I guess I'll have to post the dissenting opinion. While I agree that any system of solution can be made overly complex and difficult to deal with if you incorporate too many obscure features and techniques, nothing replaces good, solid documentation and best demonstrated practices.
Rather, I would approach the problem differently:
- Why is multiple ownership being considered? Is it "just because" or if there a valid, strategic reason for the approach?
- Are the associated technologies truly taking advantage of multiple ownership, or are there further work arounds in place? You want to make sure, that the strategy yields multiple dividends, and are not case specific.
- How "good" is the documentation and how well is the solution (problem space) understood by the team. Anyone who would step right into code to debug this type of problem (without capturing a trace first), clearly needs to take a step back.

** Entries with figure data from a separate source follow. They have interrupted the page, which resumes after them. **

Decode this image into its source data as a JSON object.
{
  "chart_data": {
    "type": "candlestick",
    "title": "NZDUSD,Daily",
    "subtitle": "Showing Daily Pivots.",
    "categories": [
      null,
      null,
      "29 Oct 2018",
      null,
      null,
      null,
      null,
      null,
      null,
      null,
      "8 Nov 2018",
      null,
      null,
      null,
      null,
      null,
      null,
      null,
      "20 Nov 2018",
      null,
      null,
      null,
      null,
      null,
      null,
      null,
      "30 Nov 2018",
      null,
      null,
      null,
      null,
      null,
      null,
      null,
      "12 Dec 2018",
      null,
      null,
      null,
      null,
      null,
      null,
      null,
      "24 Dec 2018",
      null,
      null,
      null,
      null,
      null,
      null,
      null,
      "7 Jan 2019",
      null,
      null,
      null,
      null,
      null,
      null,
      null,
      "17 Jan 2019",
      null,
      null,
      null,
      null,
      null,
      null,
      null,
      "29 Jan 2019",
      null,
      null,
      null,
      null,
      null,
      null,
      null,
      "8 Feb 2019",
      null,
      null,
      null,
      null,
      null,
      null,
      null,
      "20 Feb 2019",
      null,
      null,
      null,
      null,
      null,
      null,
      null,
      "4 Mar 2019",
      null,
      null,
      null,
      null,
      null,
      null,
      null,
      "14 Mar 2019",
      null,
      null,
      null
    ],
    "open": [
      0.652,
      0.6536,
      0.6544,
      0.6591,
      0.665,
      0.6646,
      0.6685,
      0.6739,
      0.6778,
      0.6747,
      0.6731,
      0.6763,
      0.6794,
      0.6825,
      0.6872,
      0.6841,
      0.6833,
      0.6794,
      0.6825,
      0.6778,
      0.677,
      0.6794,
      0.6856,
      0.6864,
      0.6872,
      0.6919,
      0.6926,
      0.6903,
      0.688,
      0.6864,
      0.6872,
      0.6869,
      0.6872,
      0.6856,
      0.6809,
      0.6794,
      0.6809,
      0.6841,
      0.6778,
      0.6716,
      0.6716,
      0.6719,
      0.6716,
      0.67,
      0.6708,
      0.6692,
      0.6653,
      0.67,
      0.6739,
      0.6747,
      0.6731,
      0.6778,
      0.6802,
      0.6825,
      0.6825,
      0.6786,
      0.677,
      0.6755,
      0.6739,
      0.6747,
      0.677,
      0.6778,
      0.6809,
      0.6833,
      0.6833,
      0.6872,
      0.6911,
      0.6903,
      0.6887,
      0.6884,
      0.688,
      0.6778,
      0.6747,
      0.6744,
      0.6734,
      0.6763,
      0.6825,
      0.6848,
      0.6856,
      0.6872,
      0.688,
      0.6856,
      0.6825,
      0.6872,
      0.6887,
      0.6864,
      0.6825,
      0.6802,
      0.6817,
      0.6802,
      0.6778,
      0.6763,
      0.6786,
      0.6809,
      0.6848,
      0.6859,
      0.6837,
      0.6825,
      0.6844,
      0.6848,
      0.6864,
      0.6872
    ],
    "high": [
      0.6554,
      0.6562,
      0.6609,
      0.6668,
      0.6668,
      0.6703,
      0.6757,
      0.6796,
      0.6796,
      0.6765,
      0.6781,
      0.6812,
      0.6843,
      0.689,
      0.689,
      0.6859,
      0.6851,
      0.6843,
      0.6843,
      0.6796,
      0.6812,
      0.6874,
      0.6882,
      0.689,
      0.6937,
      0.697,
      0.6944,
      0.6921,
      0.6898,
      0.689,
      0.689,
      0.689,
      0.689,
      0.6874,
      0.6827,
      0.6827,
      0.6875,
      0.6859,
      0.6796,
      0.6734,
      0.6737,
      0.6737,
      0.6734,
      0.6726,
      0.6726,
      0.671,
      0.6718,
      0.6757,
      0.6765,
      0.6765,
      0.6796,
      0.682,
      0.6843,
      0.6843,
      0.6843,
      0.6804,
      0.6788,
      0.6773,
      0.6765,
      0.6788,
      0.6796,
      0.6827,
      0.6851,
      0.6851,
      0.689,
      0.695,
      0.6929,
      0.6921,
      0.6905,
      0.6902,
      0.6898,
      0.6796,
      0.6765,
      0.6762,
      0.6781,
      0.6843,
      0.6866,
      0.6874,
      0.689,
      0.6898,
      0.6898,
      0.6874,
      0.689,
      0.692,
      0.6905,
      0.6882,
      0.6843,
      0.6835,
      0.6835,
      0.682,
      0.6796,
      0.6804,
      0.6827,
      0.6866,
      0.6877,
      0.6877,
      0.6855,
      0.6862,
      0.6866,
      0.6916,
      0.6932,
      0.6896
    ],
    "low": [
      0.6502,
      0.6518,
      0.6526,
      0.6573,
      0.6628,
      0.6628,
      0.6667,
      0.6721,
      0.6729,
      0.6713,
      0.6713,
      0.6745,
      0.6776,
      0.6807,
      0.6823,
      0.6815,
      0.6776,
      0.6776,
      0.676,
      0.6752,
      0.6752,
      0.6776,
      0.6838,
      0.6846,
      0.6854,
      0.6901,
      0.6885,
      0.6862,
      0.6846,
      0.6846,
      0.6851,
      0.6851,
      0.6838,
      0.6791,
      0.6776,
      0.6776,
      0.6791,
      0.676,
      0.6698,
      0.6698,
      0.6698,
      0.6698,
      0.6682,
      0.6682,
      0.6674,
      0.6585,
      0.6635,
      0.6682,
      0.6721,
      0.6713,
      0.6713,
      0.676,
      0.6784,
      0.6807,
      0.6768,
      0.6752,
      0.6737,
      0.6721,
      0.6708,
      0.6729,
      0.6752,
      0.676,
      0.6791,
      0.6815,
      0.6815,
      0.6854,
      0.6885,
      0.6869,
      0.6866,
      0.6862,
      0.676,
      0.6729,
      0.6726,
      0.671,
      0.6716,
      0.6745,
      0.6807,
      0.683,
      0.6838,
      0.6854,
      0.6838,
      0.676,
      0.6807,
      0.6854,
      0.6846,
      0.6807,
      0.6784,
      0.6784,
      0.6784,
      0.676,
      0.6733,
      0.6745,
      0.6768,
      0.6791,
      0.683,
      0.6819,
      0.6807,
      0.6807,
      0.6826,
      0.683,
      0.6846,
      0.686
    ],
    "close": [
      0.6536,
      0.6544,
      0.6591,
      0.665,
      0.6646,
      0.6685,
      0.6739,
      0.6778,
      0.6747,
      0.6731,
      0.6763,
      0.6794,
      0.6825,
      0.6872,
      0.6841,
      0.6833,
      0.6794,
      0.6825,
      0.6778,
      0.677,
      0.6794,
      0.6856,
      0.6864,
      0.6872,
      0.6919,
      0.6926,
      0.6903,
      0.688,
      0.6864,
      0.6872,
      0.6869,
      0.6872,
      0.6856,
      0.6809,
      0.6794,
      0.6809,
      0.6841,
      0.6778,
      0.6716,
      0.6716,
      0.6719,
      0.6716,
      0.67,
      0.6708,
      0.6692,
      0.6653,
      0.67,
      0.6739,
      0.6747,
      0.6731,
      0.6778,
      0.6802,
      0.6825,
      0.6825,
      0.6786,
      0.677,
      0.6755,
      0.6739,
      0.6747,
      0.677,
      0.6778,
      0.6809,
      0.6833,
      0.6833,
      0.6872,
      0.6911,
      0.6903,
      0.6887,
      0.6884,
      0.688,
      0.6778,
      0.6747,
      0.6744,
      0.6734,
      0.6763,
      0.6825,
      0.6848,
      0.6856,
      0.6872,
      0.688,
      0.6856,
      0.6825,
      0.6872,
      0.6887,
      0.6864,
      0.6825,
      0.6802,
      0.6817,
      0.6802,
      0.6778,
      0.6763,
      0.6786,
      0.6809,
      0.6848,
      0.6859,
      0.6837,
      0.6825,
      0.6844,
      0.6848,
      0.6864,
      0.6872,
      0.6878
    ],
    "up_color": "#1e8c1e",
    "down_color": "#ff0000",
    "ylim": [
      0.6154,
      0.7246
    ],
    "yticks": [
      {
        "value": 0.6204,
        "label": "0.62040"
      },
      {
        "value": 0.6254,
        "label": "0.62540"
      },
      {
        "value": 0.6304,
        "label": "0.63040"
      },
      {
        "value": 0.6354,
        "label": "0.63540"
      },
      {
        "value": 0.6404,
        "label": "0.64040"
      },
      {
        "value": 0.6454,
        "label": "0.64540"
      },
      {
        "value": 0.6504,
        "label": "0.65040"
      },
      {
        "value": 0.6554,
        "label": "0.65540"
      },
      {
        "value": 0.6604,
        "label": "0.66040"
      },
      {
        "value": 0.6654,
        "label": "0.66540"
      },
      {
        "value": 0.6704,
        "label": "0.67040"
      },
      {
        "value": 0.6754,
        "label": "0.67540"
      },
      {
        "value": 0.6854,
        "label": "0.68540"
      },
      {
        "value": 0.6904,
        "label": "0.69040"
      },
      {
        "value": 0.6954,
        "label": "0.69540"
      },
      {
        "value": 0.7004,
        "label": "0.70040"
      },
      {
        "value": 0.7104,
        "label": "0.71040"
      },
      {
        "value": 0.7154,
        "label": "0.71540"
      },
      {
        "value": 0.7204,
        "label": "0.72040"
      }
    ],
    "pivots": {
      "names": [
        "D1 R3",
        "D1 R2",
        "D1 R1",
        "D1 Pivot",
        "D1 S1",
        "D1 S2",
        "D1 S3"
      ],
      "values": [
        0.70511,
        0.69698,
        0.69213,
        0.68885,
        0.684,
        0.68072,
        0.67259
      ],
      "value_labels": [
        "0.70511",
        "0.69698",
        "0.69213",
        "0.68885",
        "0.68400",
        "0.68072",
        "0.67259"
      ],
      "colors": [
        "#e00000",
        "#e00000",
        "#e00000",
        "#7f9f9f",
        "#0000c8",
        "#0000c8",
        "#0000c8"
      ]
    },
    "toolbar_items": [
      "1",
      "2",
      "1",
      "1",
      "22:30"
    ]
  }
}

- I'd have to say that qualifying a table is mandatory, unless the design explicitly called for it to be unqualified. Excuses about readability, effort, bigger code (really?? Are we back on 64k machines??) are just noise. Most of us are being paid decent coin to build these systems, so let's do it right!
Now when can it be beneficial?
- Multiple ownership strategies is a pretty good way to implement row level security, particularly when there's clear, role based requirements. For example, often, I've used multiple "view sets", to constrain results, in particular in a reporting environment.
- This approach can be used when you're implementing overlapping customizations, again based on roles (or clients). In particular, it becomes easy to activate / deactivate a client simply by controlling the schema.
- In the past, I've happily supported hundreds of developers in a single database, letting them create their own tables for development and testing purposes (under their own account). Sure it's chaos. So what? They know the rules of the game and are funneled and constrained as they move into system test and certainly Quality Assurance. Keeps them happy and productive, and fosters some innovation. If it means I need to keep on my toes, while part of my job is to serve them as well!
Ok, to dial this back a little. Anyone who uses any feature or capability of the environment without clear justification and understanding needs to be drummed out of the business. That includes object ownership. If there's not a good reason to use schemas other than dbo, that dammit don't do it. And while we're at it, let's consider alternate approaches and additional issues like recoverability, auditability, and maintenance (yes, multiple versions of a table can be a pain if you have to update them). Developer won't do the documentation? Have a friendly chat with their boss (and escalate nicely). Draw up a "form" that identifies the risks and have the boss sign it. That'll get action.
If I have a choice between mySchema.myTable and dbo.myScheam_myTable, i'll take the first one, every time. But, if the same requirements could be satisfied by adding a simple column to the table (i.e. AccessRole), then wow, let's do the simpler approach. Really depends on the application, and what you're trying to achieve.